Nato nel 1920, partigiano combattente, con un libro del 1991 inaugurò un nuovo modo di considerare la Resistenza nella cultura di sinistra. Ma non concesse nulla al fascismo. (dal Corriere della Sera)

Per lungo tempo l’uso del termine «guerra civile» per definire la lotta partigiana rimase interdetto tra gli studiosi di orientamento antifascista. Fino alle soglie degli anni Novanta, solo i nostalgici di Salò adoperavano quell’espressione, che pure corrispondeva a un aspetto centrale degli eventi tra il settembre 1943 e l’aprile 1945. Se il tabù ideologico è stato superato da tempo, si deve principalmente a Claudio Pavone, che si è spento a Roma dopo una vita dedicata con grande impegno agli studi storici. Fu lui, che proprio oggi avrebbe compiuto 96 anni, a intitolare ‘Una guerra civile il suo fondamentale saggio sulla lotta di Liberazione uscito nel 1991 da Bollati Boringhieri. Nessuno poteva rimproverare a Pavone una qualche indulgenza verso il fascismo, in primo luogo per la sua attiva partecipazione alla Resistenza. Nato a Roma nel 1920 in una famiglia borghese (suo padre era avvocato di Confindustria), si era unito ai partigiani nell’autunno del 1943 e aveva conosciuto il carcere, prima nella capitale e poi a Castelfranco Emilia. Riottenuta la libertà, si era trasferito a Milano, dove aveva proseguito la lotta correndo notevoli rischi, come aveva raccontato nel libro ‘La mia Resistenza’ (Donzelli, 2015), fino alla Liberazione. In seguito era stato molto vicino a una delle figure più rappresentative dell’azionismo e poi della sinistra socialista, Vittorio Foa. Non aveva invece subito il fascino del Pci togliattiano, come testimonia il diario del suo viaggio in Urss nel 1963, pubblicato pochi mesi fa da Laterza con il titolo Aria di Russia, in cui lo storico romano constatava a più riprese come a Mosca gli studiosi seri fossero ben più avanti dei comunisti italiani nella critica alla tirannia staliniana e ai suoi strascichi.

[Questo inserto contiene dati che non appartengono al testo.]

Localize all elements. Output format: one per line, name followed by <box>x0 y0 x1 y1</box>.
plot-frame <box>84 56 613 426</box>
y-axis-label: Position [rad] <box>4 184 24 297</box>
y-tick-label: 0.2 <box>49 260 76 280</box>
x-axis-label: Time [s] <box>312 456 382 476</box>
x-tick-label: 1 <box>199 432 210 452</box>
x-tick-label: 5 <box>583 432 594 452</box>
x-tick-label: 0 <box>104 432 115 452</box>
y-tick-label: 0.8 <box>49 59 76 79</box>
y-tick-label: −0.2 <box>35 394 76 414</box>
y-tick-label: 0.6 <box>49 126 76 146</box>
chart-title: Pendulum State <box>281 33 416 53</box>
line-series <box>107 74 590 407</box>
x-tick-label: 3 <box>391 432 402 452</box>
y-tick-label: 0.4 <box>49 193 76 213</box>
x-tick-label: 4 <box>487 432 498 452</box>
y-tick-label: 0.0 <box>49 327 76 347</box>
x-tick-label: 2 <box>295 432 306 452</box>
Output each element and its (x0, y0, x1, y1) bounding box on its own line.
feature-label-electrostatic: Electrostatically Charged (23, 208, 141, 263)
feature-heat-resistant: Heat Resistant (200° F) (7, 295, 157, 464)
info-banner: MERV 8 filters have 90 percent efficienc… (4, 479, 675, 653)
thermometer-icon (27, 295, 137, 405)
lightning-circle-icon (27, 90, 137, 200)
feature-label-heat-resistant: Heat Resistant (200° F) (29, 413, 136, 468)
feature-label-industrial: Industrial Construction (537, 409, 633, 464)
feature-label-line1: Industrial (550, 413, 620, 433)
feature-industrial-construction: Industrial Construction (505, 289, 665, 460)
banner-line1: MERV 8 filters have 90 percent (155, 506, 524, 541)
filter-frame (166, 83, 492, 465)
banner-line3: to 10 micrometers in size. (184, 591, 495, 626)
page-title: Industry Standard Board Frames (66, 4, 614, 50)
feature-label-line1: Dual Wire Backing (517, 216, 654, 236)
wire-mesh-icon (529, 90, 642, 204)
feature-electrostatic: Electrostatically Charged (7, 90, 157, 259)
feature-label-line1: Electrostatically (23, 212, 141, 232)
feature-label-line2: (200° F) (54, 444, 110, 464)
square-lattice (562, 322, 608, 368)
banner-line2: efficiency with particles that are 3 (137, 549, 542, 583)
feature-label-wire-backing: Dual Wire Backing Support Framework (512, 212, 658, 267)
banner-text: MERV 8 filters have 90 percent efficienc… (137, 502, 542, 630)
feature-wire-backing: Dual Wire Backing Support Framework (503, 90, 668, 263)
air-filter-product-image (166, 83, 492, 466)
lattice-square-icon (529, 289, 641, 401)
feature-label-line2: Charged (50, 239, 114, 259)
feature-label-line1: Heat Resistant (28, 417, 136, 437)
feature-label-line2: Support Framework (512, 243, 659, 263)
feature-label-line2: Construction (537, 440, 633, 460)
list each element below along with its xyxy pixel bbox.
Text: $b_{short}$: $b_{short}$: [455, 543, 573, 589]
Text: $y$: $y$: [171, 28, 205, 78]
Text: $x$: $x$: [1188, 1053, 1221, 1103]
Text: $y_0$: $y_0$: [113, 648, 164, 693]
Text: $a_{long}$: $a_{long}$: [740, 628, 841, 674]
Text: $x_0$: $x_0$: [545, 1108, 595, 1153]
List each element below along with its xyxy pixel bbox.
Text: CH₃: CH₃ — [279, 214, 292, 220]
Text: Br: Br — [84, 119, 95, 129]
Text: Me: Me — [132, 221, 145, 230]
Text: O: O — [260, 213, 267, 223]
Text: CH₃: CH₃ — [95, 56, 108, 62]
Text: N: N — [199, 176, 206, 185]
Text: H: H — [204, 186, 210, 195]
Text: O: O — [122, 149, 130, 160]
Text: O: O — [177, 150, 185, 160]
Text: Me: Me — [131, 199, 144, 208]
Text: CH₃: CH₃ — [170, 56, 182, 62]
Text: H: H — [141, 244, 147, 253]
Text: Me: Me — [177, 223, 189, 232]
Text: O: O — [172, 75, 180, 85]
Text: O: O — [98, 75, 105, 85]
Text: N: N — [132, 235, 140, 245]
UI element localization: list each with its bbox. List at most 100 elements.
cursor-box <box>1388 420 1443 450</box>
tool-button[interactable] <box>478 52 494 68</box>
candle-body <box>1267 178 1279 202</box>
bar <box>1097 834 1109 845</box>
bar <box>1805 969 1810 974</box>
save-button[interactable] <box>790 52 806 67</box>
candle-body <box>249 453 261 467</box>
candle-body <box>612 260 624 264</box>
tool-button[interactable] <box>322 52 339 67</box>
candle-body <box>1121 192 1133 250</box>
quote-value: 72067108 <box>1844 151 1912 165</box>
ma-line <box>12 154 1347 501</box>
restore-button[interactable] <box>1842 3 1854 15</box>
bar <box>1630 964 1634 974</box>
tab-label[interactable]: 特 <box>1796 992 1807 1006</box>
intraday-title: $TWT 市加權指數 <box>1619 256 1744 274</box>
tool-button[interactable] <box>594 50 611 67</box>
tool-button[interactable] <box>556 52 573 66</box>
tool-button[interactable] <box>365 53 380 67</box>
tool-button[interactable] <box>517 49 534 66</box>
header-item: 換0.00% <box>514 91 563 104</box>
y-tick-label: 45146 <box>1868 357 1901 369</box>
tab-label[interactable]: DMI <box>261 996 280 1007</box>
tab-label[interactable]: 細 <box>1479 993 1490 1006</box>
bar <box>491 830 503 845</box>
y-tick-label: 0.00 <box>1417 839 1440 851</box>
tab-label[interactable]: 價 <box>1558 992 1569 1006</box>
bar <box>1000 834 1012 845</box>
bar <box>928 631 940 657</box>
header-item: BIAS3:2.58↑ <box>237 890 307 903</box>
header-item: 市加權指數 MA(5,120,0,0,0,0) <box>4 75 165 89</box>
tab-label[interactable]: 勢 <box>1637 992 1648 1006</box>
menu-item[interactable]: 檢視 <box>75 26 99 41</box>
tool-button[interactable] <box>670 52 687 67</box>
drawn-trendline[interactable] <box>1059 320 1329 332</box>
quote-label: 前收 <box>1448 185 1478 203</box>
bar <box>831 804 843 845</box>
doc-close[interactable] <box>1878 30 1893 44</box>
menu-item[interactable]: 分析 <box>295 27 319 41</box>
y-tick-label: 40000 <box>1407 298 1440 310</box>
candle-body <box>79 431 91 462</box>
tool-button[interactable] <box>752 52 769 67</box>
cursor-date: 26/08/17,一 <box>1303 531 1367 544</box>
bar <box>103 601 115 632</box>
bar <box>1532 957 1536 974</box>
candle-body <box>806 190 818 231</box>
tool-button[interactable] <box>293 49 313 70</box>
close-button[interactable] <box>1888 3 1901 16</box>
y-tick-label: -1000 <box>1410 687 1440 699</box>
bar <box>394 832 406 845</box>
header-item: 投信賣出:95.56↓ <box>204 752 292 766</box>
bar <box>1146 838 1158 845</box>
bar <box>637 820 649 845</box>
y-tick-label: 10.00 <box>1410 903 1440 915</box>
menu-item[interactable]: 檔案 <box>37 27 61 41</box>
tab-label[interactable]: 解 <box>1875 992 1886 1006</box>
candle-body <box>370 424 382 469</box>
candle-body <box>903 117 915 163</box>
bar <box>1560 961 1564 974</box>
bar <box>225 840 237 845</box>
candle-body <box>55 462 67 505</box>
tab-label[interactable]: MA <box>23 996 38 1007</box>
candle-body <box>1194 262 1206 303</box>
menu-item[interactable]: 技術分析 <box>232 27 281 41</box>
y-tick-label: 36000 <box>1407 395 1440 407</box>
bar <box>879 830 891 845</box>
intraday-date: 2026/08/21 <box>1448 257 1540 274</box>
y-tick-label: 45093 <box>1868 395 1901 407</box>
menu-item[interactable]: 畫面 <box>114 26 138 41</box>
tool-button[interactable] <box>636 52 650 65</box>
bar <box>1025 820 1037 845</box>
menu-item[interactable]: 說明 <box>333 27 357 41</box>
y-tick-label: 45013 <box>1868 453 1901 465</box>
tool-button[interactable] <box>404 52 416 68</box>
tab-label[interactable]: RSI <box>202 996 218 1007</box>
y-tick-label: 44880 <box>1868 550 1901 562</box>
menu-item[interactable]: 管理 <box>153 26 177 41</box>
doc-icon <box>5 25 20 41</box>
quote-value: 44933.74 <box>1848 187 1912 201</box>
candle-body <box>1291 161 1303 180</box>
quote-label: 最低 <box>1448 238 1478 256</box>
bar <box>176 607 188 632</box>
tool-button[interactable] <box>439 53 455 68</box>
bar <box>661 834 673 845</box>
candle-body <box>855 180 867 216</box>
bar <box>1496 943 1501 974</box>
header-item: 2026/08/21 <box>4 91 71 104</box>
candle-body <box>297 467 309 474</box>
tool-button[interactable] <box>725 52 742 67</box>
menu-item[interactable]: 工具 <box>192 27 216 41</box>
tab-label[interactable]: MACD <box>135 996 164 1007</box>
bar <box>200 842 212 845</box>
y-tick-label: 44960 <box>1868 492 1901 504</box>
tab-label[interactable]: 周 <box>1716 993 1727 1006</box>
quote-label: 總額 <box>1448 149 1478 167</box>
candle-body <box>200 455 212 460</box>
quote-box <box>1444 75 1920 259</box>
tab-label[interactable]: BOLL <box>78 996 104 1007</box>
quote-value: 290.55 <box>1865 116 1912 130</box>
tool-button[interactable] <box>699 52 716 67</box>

Se Pavone aveva deciso di adottare nel suo lavoro l’espressione «guerra civile», non era certo per fare concessioni alle camicie nere e ai loro eredi, nei cui riguardi la sua condanna rimaneva fermissima, ma perché la riteneva adeguata alla comprensione delle caratteristiche peculiari che la Resistenza — fenomeno di portata europea, presente in quasi tutti i territori occupati dal Terzo Reich — aveva assunto in un Paese dove il fascismo era nato, si era imposto e aveva governato per vent’anni, trovando ancora gente disposta a seguirlo e a combattere in suo nome, con ben scarse prospettive di vittoria, dopo la completa bancarotta del regime il 25 luglio e il disastroso armistizio dell’8 settembre 1943.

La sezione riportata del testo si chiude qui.